En los cines rusos se estrenó la comedia criminal de François Ozon «Mi crimen», en la que regresa a los vodeviles —teatralidad provocadora y pasiones fingidas. Descubrimos qué se esconde realmente bajo esta ingenuidad deliberada.
Asesinato, escándalo, la principal sospechosa: una mujer. Al igual que en «8 mujeres», a través de una historia divertida, ingeniosa y deliberadamente grotesca, «Mi crimen» de François Ozon examina la situación de las mujeres. Tanto en la década de 1930 (la obra original fue escrita por las estrellas del teatro parisino Georges Berr y Louis Verneuil en 1934), como en la de 1950 (cuando transcurre la acción de «8 mujeres»), y hoy, y por supuesto, antes y después, las mujeres intentan constantemente tomar revancha en una sociedad que pertenece a los hombres.
La agenda contemporánea —un paralelo con Hollywood y Harvey Weinstein— se lee a lo largo de toda la película: acoso, burocracia, autodefensa. Al mismo tiempo, el tema serio de la desigualdad de género va de la mano con situaciones cómicas —baste con la farsa judicial, donde los acusadores llaman a las mujeres peligrosas «por naturaleza», y la defensa declama discursos vivaces como si actuaran en un escenario. Así, incluso los episodios más sombríos se presentan con humor, y saber reírse uno mismo y hacer reír al espectador sobre los problemas de la sociedad es todo un desafío.

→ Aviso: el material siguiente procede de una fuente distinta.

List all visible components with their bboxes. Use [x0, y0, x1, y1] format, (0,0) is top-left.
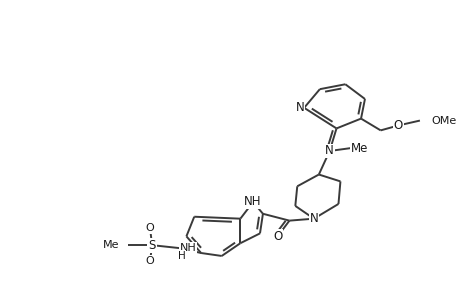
Text: O: O: [146, 256, 154, 266]
Text: N: N: [309, 212, 318, 225]
Text: NH: NH: [179, 243, 196, 253]
Text: S: S: [148, 239, 156, 252]
Text: O: O: [146, 224, 154, 233]
Text: H: H: [177, 251, 185, 261]
Text: N: N: [325, 145, 333, 158]
Text: O: O: [273, 230, 282, 243]
Text: Me: Me: [103, 240, 119, 250]
Text: Me: Me: [351, 142, 368, 154]
Text: NH: NH: [244, 196, 261, 208]
Text: OMe: OMe: [431, 116, 456, 126]
Text: N: N: [295, 101, 303, 114]
Text: O: O: [393, 119, 402, 132]
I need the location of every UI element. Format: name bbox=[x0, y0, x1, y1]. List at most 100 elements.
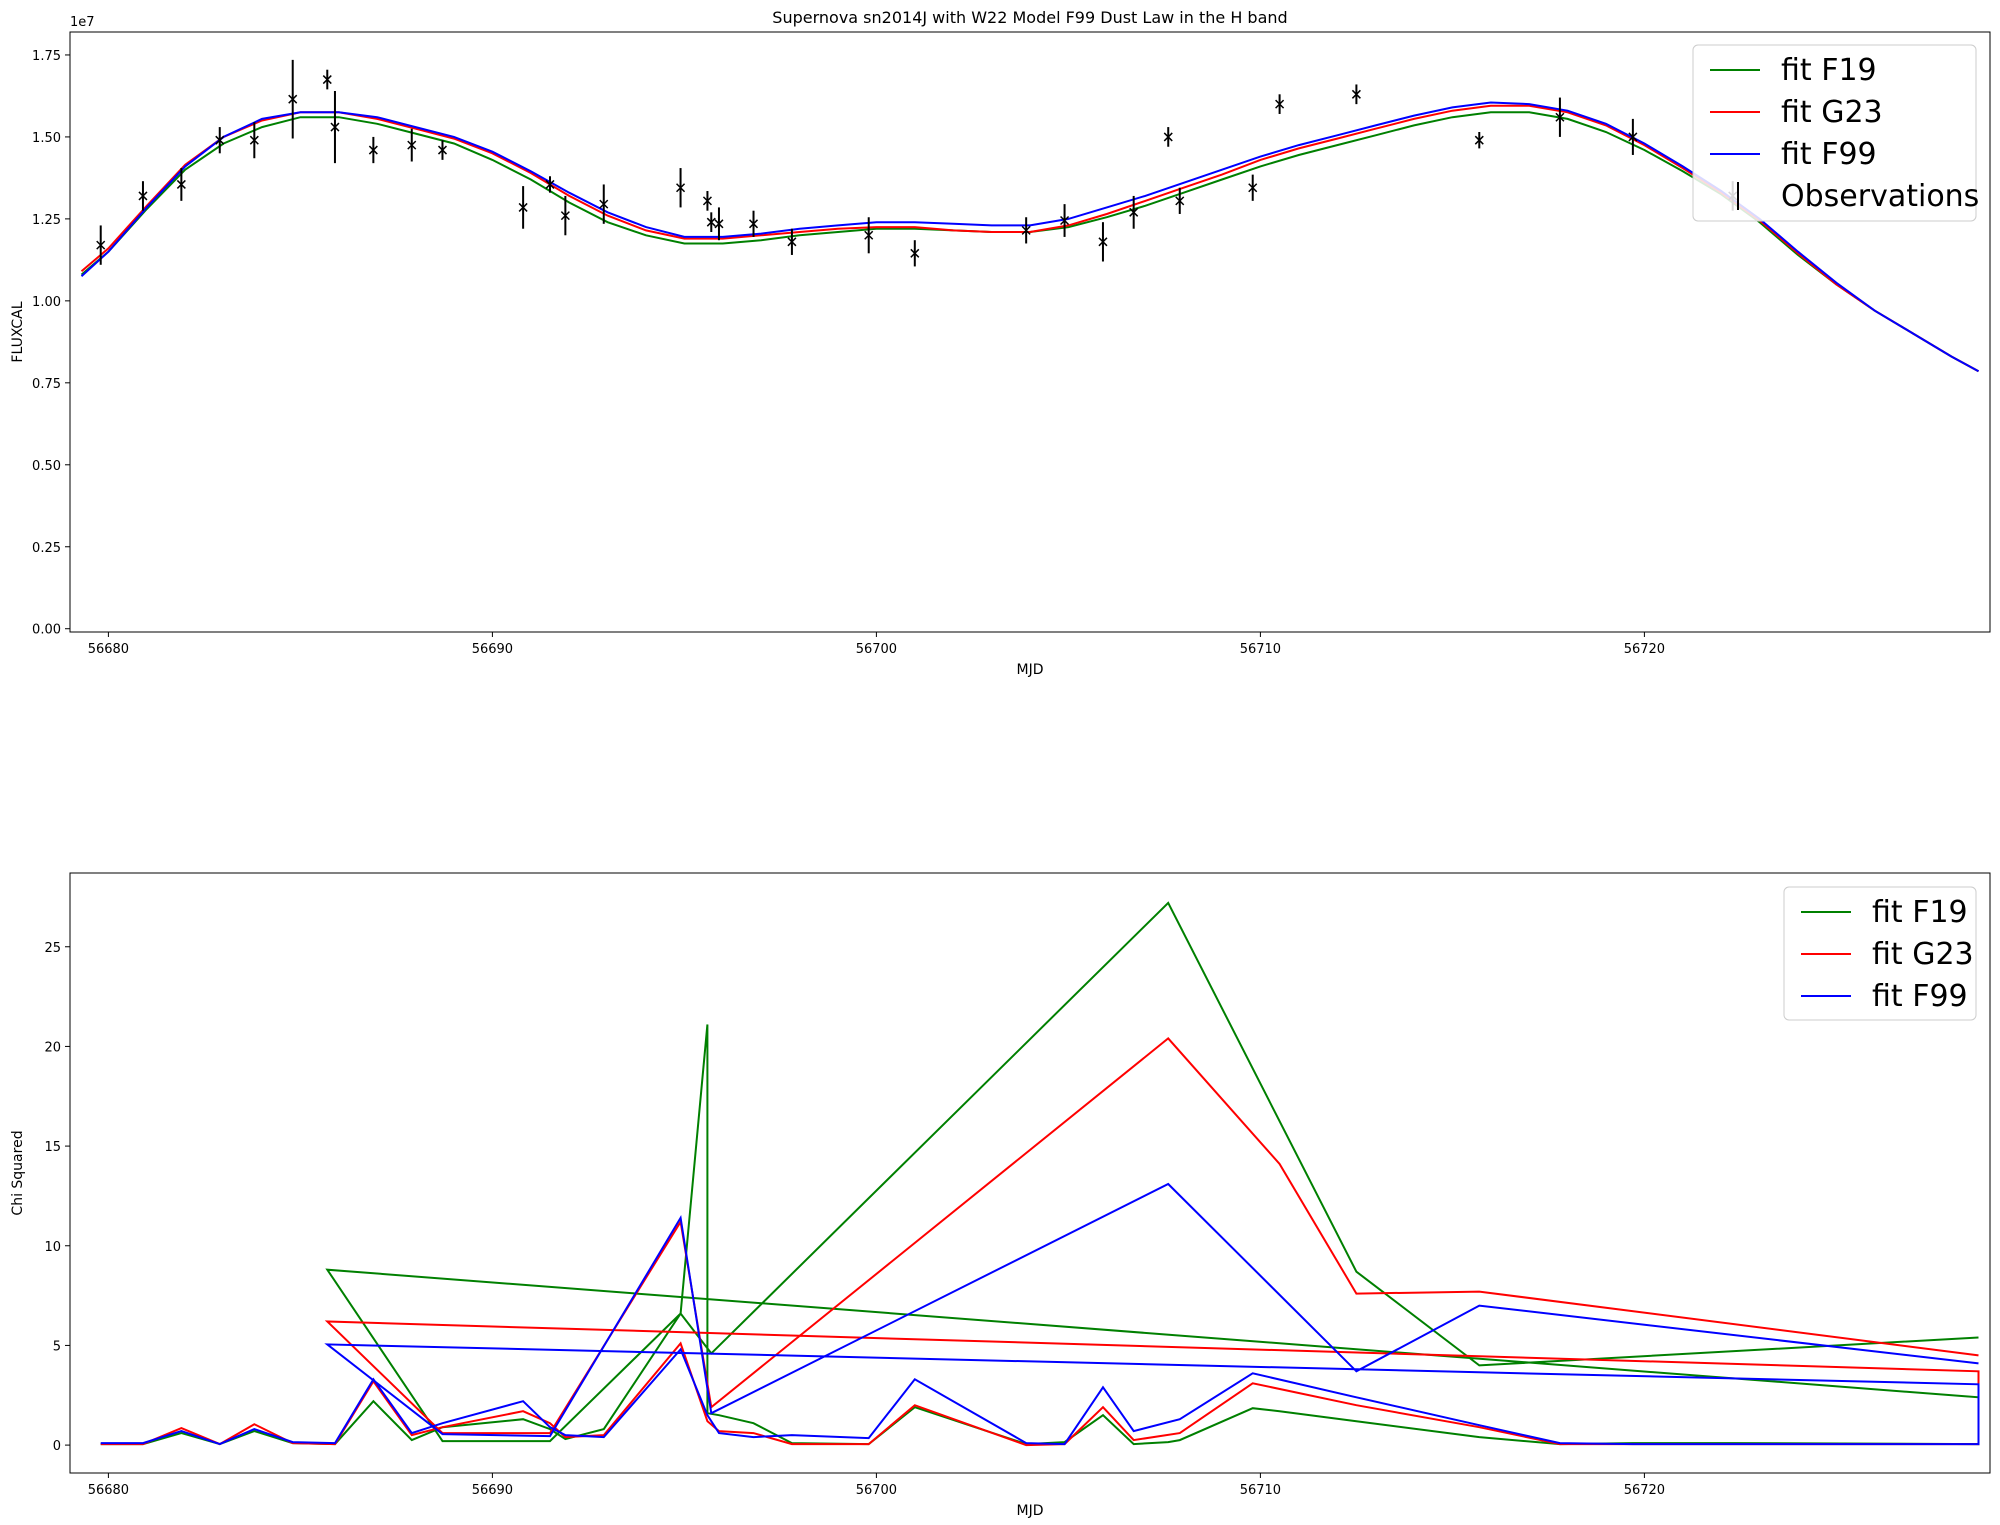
legend-label: fit G23 bbox=[1781, 95, 1883, 130]
legend-box bbox=[1692, 44, 1977, 222]
observation-point bbox=[560, 195, 570, 236]
legend: fit F19 fit G23 fit F99 Observations bbox=[1692, 44, 1979, 222]
y-tick-label: 1.75 bbox=[32, 49, 61, 64]
x-axis-label: MJD bbox=[1017, 1503, 1044, 1519]
legend-label: fit F99 bbox=[1872, 979, 1968, 1014]
observation-point bbox=[249, 122, 259, 159]
x-axis-label: MJD bbox=[1017, 662, 1044, 678]
x-marker bbox=[138, 191, 148, 201]
observation-point bbox=[96, 225, 106, 265]
observation-point bbox=[407, 128, 417, 162]
legend: fit F19 fit G23 fit F99 bbox=[1783, 886, 1977, 1021]
series-line-fit-f99 bbox=[100, 1182, 1980, 1446]
observation-point bbox=[748, 210, 759, 237]
x-marker bbox=[437, 145, 448, 155]
observation-point bbox=[518, 186, 528, 229]
y-tick-label: 25 bbox=[44, 941, 61, 956]
observation-point bbox=[330, 91, 340, 164]
x-tick-label: 56700 bbox=[856, 1483, 897, 1498]
x-marker bbox=[1474, 135, 1484, 145]
x-marker bbox=[288, 94, 298, 104]
series-line-fit-f99 bbox=[80, 101, 1979, 373]
legend-label: fit F19 bbox=[1872, 895, 1968, 930]
x-marker bbox=[1351, 89, 1361, 99]
x-marker bbox=[96, 240, 106, 250]
x-marker bbox=[748, 219, 759, 229]
legend-label: fit F99 bbox=[1781, 137, 1877, 172]
x-marker bbox=[560, 211, 570, 221]
observation-point bbox=[787, 228, 797, 255]
chart-title: Supernova sn2014J with W22 Model F99 Dus… bbox=[772, 8, 1287, 27]
x-marker bbox=[322, 75, 332, 85]
x-marker bbox=[676, 183, 686, 193]
x-marker bbox=[545, 179, 555, 189]
x-marker bbox=[1060, 215, 1070, 226]
y-tick-label: 1.00 bbox=[32, 295, 61, 310]
legend-label: Observations bbox=[1781, 179, 1979, 214]
x-marker bbox=[787, 237, 797, 247]
x-marker bbox=[714, 219, 724, 229]
x-tick-label: 56720 bbox=[1624, 1483, 1665, 1498]
axes-frame bbox=[69, 31, 1991, 633]
x-marker bbox=[1021, 225, 1031, 235]
x-tick-label: 56710 bbox=[1240, 642, 1281, 657]
observation-point bbox=[1628, 118, 1638, 155]
x-tick-label: 56720 bbox=[1624, 642, 1665, 657]
observation-point bbox=[1129, 195, 1139, 229]
observation-point bbox=[1021, 217, 1031, 244]
observation-point bbox=[288, 59, 298, 139]
observation-point bbox=[368, 136, 378, 164]
observation-point bbox=[437, 140, 448, 160]
x-marker bbox=[249, 135, 259, 145]
plot-area bbox=[80, 59, 1979, 373]
x-marker bbox=[1555, 112, 1565, 122]
observation-point bbox=[706, 212, 716, 232]
observation-point bbox=[1474, 132, 1484, 149]
x-marker bbox=[368, 145, 378, 155]
y-tick-label: 1.50 bbox=[32, 131, 61, 146]
legend-box bbox=[1783, 886, 1977, 1021]
observation-point bbox=[1248, 174, 1258, 201]
x-tick-label: 56680 bbox=[88, 642, 129, 657]
observation-point bbox=[1351, 84, 1361, 105]
y-tick-label: 5 bbox=[53, 1339, 61, 1354]
x-tick-label: 56690 bbox=[472, 1483, 513, 1498]
x-tick-label: 56690 bbox=[472, 642, 513, 657]
x-marker bbox=[215, 135, 225, 145]
y-tick-label: 1.25 bbox=[32, 213, 61, 228]
y-axis-label: Chi Squared bbox=[10, 1130, 26, 1215]
x-marker bbox=[407, 140, 417, 150]
y-tick-label: 0.50 bbox=[32, 459, 61, 474]
x-marker bbox=[1129, 207, 1139, 217]
observation-point bbox=[138, 181, 148, 211]
observation-point bbox=[322, 69, 332, 90]
observation-point bbox=[702, 191, 712, 211]
x-marker bbox=[702, 196, 712, 206]
x-marker bbox=[1163, 132, 1173, 142]
y-tick-label: 0.25 bbox=[32, 541, 61, 556]
legend-label: fit G23 bbox=[1872, 937, 1974, 972]
chi-squared-chart: 56680 56690 56700 56710 56720 0 5 10 15 20 25 MJD Ch… bbox=[10, 872, 1991, 1519]
observation-point bbox=[215, 127, 225, 154]
observation-point bbox=[1098, 222, 1108, 262]
x-marker bbox=[1098, 237, 1108, 247]
y-axis-label: FLUXCAL bbox=[10, 301, 26, 362]
legend-label: fit F19 bbox=[1781, 53, 1877, 88]
y-tick-label: 10 bbox=[44, 1240, 61, 1255]
x-marker bbox=[706, 217, 716, 227]
x-marker bbox=[176, 179, 186, 189]
y-tick-label: 0 bbox=[53, 1439, 61, 1454]
observation-point bbox=[1175, 187, 1185, 214]
x-tick-label: 56680 bbox=[88, 1483, 129, 1498]
x-marker bbox=[910, 248, 920, 258]
observation-point bbox=[864, 217, 874, 254]
x-marker bbox=[1628, 132, 1638, 142]
observation-point bbox=[910, 240, 920, 267]
observation-point bbox=[1555, 97, 1565, 137]
series-line-fit-g23 bbox=[80, 104, 1979, 373]
y-tick-label: 0.00 bbox=[32, 623, 61, 638]
y-tick-label: 0.75 bbox=[32, 377, 61, 392]
x-marker bbox=[1248, 183, 1258, 193]
plot-area bbox=[100, 901, 1980, 1447]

Ocultando la reflexión sobre la justicia social detrás de un procedimental y una comedia vivaz con excelentes chistes, Ozon parece olvidarse del principal misterio de «quién es el asesino». Solo los primeros fotogramas —una rubia, un edificio, un disparo—, que citan a Hitchcock, se asemejan a un thriller de detectives; luego, la trama sirve como telón de fondo para el desarrollo de una historia de escapismo bulevardesco de manual, con un ajuste a la cultura de la cancelación.

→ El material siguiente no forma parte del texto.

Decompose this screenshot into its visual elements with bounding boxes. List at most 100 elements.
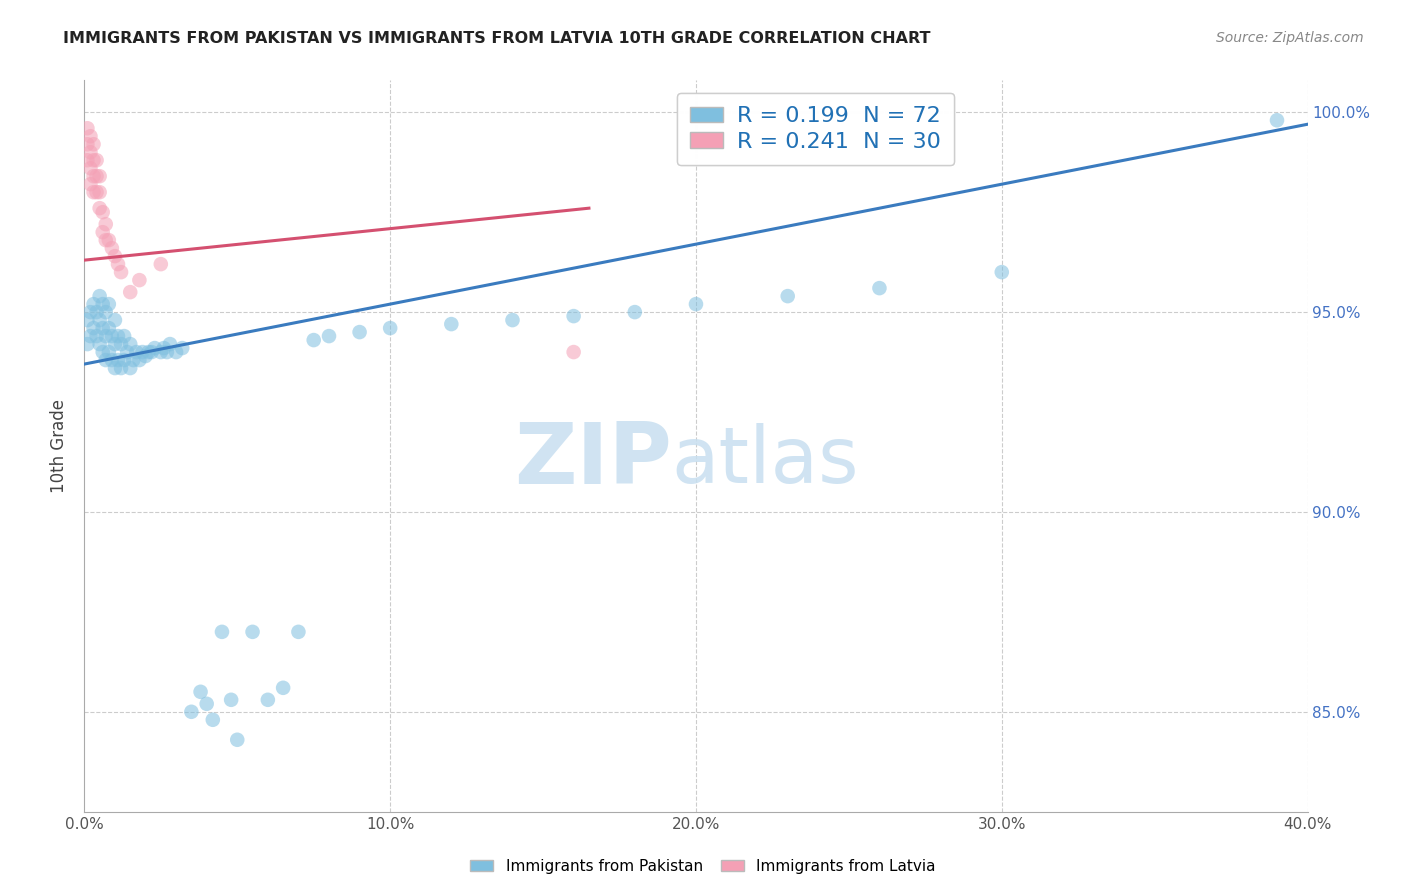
Point — [685, 297, 707, 311]
Point — [79, 129, 101, 144]
Point — [138, 345, 160, 359]
Point — [97, 233, 120, 247]
Point — [76, 121, 98, 136]
Point — [242, 624, 264, 639]
Point — [89, 313, 111, 327]
Point — [86, 153, 108, 168]
Point — [211, 624, 233, 639]
Point — [94, 305, 117, 319]
Point — [112, 353, 135, 368]
Point — [624, 305, 647, 319]
Point — [156, 345, 179, 359]
Point — [349, 325, 371, 339]
Point — [562, 309, 585, 323]
Point — [94, 233, 117, 247]
Text: IMMIGRANTS FROM PAKISTAN VS IMMIGRANTS FROM LATVIA 10TH GRADE CORRELATION CHART: IMMIGRANTS FROM PAKISTAN VS IMMIGRANTS F… — [63, 31, 931, 46]
Point — [131, 345, 153, 359]
Point — [86, 329, 108, 343]
Point — [159, 337, 181, 351]
Point — [76, 137, 98, 152]
Point — [195, 697, 218, 711]
Point — [149, 257, 172, 271]
Point — [86, 169, 108, 184]
Point — [122, 353, 145, 368]
Point — [86, 185, 108, 199]
Point — [94, 353, 117, 368]
Point — [125, 345, 148, 359]
Point — [180, 705, 202, 719]
Point — [287, 624, 309, 639]
Point — [101, 353, 124, 368]
Point — [97, 321, 120, 335]
Point — [97, 297, 120, 311]
Point — [91, 345, 114, 359]
Point — [89, 169, 111, 184]
Point — [91, 225, 114, 239]
Point — [153, 341, 176, 355]
Point — [120, 337, 142, 351]
Point — [112, 329, 135, 343]
Point — [79, 145, 101, 160]
Point — [135, 349, 157, 363]
Legend: R = 0.199  N = 72, R = 0.241  N = 30: R = 0.199 N = 72, R = 0.241 N = 30 — [676, 93, 953, 165]
Point — [104, 313, 127, 327]
Point — [110, 337, 132, 351]
Point — [201, 713, 224, 727]
Point — [110, 361, 132, 376]
Point — [76, 337, 98, 351]
Point — [89, 185, 111, 199]
Legend: Immigrants from Pakistan, Immigrants from Latvia: Immigrants from Pakistan, Immigrants fro… — [464, 853, 942, 880]
Point — [776, 289, 799, 303]
Text: ZIP: ZIP — [513, 419, 672, 502]
Point — [83, 153, 105, 168]
Point — [380, 321, 402, 335]
Point — [104, 361, 127, 376]
Point — [94, 329, 117, 343]
Point — [141, 345, 163, 359]
Point — [115, 345, 138, 359]
Y-axis label: 10th Grade: 10th Grade — [51, 399, 69, 493]
Point — [107, 353, 129, 368]
Point — [79, 161, 101, 176]
Point — [219, 693, 242, 707]
Point — [83, 137, 105, 152]
Point — [79, 305, 101, 319]
Point — [869, 281, 891, 295]
Point — [1265, 113, 1288, 128]
Point — [107, 329, 129, 343]
Point — [107, 257, 129, 271]
Point — [149, 345, 172, 359]
Point — [104, 337, 127, 351]
Point — [94, 217, 117, 231]
Point — [101, 329, 124, 343]
Point — [97, 345, 120, 359]
Point — [86, 305, 108, 319]
Point — [440, 317, 463, 331]
Point — [318, 329, 340, 343]
Point — [83, 297, 105, 311]
Point — [991, 265, 1014, 279]
Point — [83, 185, 105, 199]
Point — [104, 249, 127, 263]
Text: Source: ZipAtlas.com: Source: ZipAtlas.com — [1216, 31, 1364, 45]
Point — [120, 361, 142, 376]
Text: atlas: atlas — [672, 423, 859, 499]
Point — [257, 693, 280, 707]
Point — [128, 353, 150, 368]
Point — [79, 329, 101, 343]
Point — [91, 205, 114, 219]
Point — [89, 201, 111, 215]
Point — [76, 153, 98, 168]
Point — [172, 341, 194, 355]
Point — [83, 169, 105, 184]
Point — [101, 241, 124, 255]
Point — [190, 685, 212, 699]
Point — [110, 265, 132, 279]
Point — [165, 345, 187, 359]
Point — [76, 313, 98, 327]
Point — [91, 321, 114, 335]
Point — [302, 333, 325, 347]
Point — [89, 289, 111, 303]
Point — [83, 321, 105, 335]
Point — [226, 732, 249, 747]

Sin embargo, esto no incomoda en absoluto. Al contrario, las apariciones cómicas y necesariamente efectistas de las heroínas, acompañadas de divertidos diálogos alargados, permiten asimilar fácilmente la idea de la sororidad femenina. Y la falsa sensación de una película ligera, en la que se presta tanta atención a la mímica excéntrica, los decorados brillantes de estilo art déco, los vestidos y peinados expresivos como al guion, se disipa hábilmente con las referencias repartidas a lo largo del filme a la realidad actual —aquella en la que las mujeres siguen siendo vulnerables.

A menudo, hacer una película que hable juguetonamente «de lo complejo de forma sencilla» es mucho más difícil que cualquier gran drama —Ozon lo sabe bien. La belleza de la película «Mi crimen» radica en que ha absorbido lo mejor del cine de entretenimiento y del noir cómico, sin olvidar los temas importantes para el debate. Ahí es donde reside el talento.